Composer and musicologist Kyle Gann has an interesting post citing David Fanning’s quotation of Russian musicologist Mark Aranovsky’s classification of the movements of the typical symphony, a classification which runs as follows:
  • Movement #1:  Homo agens: man acting, or in conflict (Allegro)
  • Movement #2: Homo sapiens: man thinking (Adagio)
  • Movement #3:  Homo ludens: man playing (Scherzo), and
  • Movement #4:  Homo communis: man in the community (Allegro)

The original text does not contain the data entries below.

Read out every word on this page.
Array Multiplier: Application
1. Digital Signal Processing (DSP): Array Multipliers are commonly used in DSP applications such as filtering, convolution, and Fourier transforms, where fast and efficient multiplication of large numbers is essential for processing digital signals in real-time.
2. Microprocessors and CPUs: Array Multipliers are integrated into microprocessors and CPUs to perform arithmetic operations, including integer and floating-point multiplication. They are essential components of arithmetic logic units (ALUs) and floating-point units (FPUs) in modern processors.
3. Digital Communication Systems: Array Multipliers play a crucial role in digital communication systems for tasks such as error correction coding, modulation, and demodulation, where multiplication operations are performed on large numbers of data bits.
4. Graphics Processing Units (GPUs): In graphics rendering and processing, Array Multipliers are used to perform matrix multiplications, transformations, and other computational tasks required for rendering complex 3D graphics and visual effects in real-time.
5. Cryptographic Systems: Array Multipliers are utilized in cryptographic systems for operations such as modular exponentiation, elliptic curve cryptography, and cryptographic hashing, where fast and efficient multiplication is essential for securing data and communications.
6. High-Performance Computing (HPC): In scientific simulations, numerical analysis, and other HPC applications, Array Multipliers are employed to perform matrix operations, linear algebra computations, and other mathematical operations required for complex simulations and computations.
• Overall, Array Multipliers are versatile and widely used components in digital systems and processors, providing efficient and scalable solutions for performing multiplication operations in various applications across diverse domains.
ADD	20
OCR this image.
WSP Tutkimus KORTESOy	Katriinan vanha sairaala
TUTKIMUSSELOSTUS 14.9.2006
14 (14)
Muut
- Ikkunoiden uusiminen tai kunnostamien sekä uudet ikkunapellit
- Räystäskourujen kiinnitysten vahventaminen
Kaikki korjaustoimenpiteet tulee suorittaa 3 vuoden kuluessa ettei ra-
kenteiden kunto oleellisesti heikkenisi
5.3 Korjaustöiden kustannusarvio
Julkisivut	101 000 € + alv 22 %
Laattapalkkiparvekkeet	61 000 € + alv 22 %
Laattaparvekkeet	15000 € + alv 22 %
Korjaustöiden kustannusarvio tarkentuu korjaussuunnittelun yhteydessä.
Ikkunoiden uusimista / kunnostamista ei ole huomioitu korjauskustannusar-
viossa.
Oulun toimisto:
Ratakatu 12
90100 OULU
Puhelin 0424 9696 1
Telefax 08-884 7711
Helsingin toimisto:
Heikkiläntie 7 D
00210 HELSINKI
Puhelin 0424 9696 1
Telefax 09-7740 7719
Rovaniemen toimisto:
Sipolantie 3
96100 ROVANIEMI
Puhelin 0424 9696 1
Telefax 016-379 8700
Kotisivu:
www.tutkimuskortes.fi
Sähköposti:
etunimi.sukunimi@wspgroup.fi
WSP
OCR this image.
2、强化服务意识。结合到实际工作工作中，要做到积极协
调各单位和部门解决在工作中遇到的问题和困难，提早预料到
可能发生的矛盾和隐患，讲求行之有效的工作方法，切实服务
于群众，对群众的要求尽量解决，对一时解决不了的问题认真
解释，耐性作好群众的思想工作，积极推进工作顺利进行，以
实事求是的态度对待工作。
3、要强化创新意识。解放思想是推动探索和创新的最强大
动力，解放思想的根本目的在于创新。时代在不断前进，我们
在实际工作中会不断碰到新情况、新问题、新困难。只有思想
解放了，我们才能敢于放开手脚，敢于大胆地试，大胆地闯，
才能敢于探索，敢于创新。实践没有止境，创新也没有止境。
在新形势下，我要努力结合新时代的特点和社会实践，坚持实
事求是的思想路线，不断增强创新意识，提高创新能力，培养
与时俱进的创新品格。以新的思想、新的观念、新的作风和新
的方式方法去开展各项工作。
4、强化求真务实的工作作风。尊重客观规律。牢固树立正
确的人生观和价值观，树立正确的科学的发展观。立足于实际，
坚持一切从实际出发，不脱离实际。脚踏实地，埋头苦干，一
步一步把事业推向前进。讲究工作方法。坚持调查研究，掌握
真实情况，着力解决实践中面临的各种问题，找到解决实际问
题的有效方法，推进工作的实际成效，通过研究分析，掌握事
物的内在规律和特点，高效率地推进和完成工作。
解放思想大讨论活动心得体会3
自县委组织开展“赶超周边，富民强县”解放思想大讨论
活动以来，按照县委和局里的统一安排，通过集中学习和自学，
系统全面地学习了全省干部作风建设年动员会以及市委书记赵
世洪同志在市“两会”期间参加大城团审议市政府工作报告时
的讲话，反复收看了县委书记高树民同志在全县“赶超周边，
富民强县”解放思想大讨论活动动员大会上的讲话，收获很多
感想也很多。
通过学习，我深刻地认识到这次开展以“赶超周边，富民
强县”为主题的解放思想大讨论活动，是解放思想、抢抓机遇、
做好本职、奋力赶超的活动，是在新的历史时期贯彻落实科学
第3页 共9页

This makes immense sense, and provides a neat explanation of the structure of symphonic form.  Many of my long-standing questions are answered with this classification.    Why normally 4 movements?  Why is the first one normally louder and faster and more serious than the next two?  And why does the first movement often seem more like an ending movement than a beginning one?   In other words, why is the climax to the first movement so often more impressive and more compelling than that for the other movements?  Why is there usually a middle movement that is noticeably less serious than the outer movements?  Why is the last movement often in rondo form?  Why do some composers (eg, Mozart, Mendelssohn) include a fugue in their last movements?  Why do some composers include a song to brotherly love  (Beethoven) or a hymn (Mendelssohn)  in their last movements?
Of great relevance here is that the German word for movement (of a musical work) is Satz, meaning “sentence”.  In the German art-musical tradition, a musical work first makes some claim or states some musical position, and then (in Sonata form) argues the case for that claim by exploring the musical consequences of the theme (or themes), or of its  component musical parts, before returning to a re-statement of the initial claim (theme) at the end of the movement.  In this tradition, the theme, being a claim which is developed, does not have to be very interesting or melodious in itself, since its purpose is not to please the ear but to announce a position.   Beethoven, for example, was notorious for not writing good melodies:  his most famous theme, that of the first movement of the 5th Symphony, has just 4 notes, of which 3 are identical and are repeated together.  But he was a superb developer, perhaps one of the best, of themes, even of such apparently insignificant ones as this one.
The distinction between writing good melodies and developing them well strikes me as very similar to that between problem-solving and theory-building mathematicians – both these cases essentially involve a difference between exploring and exploiting.